# Whats your blood pressure?



## Noca (Jun 24, 2005)

mine is 110 - 64

with a 73 pulse. I guess i just naturally have a low blood pressure.


----------



## Shonen_Yo (Sep 8, 2006)

Very high over 80 pulse. Want to trade? :cry


----------



## soundsgood (Nov 7, 2005)

Haven't done the old BP for a while but pulse is down around 50 at the moment. Funny thing is whenever a doctor or someone else takes my pulse it jumps right up 70+ 'cause I get freaked out. Always try and explain myself and they're like "sure sure, whatever" heh


----------



## sprinter (Nov 22, 2003)

Haven't checked it in a while, last time on 4-25-07 it was 113/71 pulse 72.


----------



## scairy (Sep 18, 2005)

Noca said:


> mine is 110 - 64
> 
> with a 73 pulse. I guess i just naturally have a low blood pressure.
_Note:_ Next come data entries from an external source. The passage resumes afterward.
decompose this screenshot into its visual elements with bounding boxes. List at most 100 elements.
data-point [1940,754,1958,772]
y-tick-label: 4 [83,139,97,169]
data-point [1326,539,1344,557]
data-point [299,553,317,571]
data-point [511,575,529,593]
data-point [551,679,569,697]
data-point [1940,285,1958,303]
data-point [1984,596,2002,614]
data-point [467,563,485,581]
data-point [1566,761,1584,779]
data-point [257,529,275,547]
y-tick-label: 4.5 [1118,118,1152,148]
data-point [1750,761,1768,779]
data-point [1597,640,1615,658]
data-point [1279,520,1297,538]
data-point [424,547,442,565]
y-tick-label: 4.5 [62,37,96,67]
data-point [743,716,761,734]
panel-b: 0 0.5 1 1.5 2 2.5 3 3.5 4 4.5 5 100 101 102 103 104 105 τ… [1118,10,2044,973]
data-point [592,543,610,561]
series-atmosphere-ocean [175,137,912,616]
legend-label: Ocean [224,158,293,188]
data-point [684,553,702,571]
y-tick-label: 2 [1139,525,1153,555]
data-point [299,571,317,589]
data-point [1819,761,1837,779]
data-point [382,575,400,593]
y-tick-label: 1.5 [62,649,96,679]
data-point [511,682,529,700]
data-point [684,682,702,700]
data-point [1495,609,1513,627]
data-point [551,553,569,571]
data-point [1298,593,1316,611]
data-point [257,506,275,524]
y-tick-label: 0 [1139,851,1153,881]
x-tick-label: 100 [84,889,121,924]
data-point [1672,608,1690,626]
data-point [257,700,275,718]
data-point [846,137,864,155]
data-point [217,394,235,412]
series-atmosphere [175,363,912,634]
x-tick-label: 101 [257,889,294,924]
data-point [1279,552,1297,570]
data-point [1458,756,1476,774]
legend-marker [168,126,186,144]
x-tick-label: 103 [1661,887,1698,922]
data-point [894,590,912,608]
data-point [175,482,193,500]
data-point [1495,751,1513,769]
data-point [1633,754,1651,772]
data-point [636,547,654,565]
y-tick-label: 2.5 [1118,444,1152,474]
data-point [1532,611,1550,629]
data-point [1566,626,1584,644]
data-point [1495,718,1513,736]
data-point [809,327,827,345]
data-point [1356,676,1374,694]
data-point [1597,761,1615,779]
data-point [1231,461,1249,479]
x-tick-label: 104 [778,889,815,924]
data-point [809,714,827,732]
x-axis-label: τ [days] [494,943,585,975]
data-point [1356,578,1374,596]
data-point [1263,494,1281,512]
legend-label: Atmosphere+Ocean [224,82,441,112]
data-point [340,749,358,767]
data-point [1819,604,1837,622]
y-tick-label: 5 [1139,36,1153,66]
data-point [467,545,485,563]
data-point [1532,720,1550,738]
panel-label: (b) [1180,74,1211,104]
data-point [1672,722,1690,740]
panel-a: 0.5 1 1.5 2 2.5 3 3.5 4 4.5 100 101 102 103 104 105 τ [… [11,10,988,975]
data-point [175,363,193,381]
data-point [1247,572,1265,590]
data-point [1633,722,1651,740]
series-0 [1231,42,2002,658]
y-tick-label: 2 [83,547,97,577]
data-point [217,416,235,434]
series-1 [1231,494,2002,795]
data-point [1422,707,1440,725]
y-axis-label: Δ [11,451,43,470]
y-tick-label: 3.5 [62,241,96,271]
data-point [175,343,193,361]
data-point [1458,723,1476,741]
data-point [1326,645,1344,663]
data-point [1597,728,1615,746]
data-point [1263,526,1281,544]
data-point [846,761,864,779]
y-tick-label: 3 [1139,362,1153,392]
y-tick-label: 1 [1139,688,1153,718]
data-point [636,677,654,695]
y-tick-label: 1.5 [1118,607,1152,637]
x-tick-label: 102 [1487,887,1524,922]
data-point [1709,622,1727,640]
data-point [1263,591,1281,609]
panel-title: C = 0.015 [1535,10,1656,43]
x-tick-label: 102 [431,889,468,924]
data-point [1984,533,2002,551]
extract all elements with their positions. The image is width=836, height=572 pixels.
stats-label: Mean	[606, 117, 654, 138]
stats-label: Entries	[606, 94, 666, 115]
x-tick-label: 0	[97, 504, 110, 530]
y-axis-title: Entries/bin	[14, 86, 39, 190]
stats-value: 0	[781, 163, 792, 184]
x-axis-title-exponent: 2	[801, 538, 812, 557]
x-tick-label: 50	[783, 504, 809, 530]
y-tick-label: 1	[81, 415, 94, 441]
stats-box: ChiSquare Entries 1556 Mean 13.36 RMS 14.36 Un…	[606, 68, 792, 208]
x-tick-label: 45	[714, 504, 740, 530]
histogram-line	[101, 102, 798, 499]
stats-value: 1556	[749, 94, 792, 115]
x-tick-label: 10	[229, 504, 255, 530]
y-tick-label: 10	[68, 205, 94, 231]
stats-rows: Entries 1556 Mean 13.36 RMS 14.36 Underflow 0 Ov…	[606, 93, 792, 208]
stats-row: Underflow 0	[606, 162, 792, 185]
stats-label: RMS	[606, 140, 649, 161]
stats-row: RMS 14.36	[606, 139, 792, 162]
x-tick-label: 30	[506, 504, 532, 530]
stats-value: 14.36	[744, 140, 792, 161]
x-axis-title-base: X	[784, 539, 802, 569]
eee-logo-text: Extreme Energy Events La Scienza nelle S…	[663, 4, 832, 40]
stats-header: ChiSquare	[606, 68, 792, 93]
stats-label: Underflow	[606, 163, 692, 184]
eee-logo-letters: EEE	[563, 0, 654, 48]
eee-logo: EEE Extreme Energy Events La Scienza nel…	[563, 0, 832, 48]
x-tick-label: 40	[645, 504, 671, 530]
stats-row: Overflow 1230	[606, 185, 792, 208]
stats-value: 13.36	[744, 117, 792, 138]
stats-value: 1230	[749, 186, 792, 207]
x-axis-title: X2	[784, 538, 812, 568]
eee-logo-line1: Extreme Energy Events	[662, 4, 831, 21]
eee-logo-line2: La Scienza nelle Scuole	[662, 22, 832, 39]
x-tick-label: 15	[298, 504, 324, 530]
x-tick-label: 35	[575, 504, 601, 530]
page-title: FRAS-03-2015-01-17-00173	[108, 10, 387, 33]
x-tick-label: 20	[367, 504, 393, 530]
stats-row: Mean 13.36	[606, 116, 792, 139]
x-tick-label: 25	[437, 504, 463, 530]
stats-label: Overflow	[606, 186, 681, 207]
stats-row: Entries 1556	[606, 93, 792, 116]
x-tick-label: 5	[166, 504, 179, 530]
Wow that's Good!!! I'm the flipside of that. My pulse is 60 blood pressure around 130ish over low 70's? Haven't checked in a while so...


----------



## Prodigal Son (Dec 11, 2005)

scairy said:


> Noca said:
> 
> 
> > mine is 110 - 64
> ...


Mine is like that too, low pulse, slightly high blood pressure. I think it is a little strange because I consume a lot of diet soda and caffeine, also high heart rate and blood pressure do have a correlation.


----------



## sprinter (Nov 22, 2003)

Not sure why but when I was taking creatine my BP was high. I know creatine increases fluid retention in the muscles so maybe it does tend to increase BP.


----------



## FairleighCalm (May 20, 2007)

117/72 
56 pulse


----------



## Zephyr (Nov 8, 2003)

Never had it measured.

Can't find my pulse to measure that, either.


----------



## ghostgurl (Sep 20, 2004)

Last time I was tested (which wasn't long ago) it was normal. I don't know what the exact numbers were.


----------



## Nae (Nov 10, 2003)

I just took my blood pressure: 112/72, with a pulse of 75. Though one measurement doesn't tell all. Mine seems to jump around between 110/70 and 130/80 during the day. Except for that one time after I upped my parnate dosage and must have eaten a small bit of food I shouldn't have and I was clocking in at nearly 160/90. Didn't turn into a hypertensive crisis though, heh.


----------



## ardrum (May 13, 2007)

110/70, pulse of 65


----------



## mike520 (Sep 4, 2007)

150/95 
pulse: 100

Have been put on some blood pressure meds. Now it its around 135/87


----------



## FairleighCalm (May 20, 2007)

Today at the Doc's it was 110/80.56 pulse


----------



## WineKitty (Nov 26, 2004)

Zephyr said:


> Never had it measured.
> 
> Can't find my pulse to measure that, either.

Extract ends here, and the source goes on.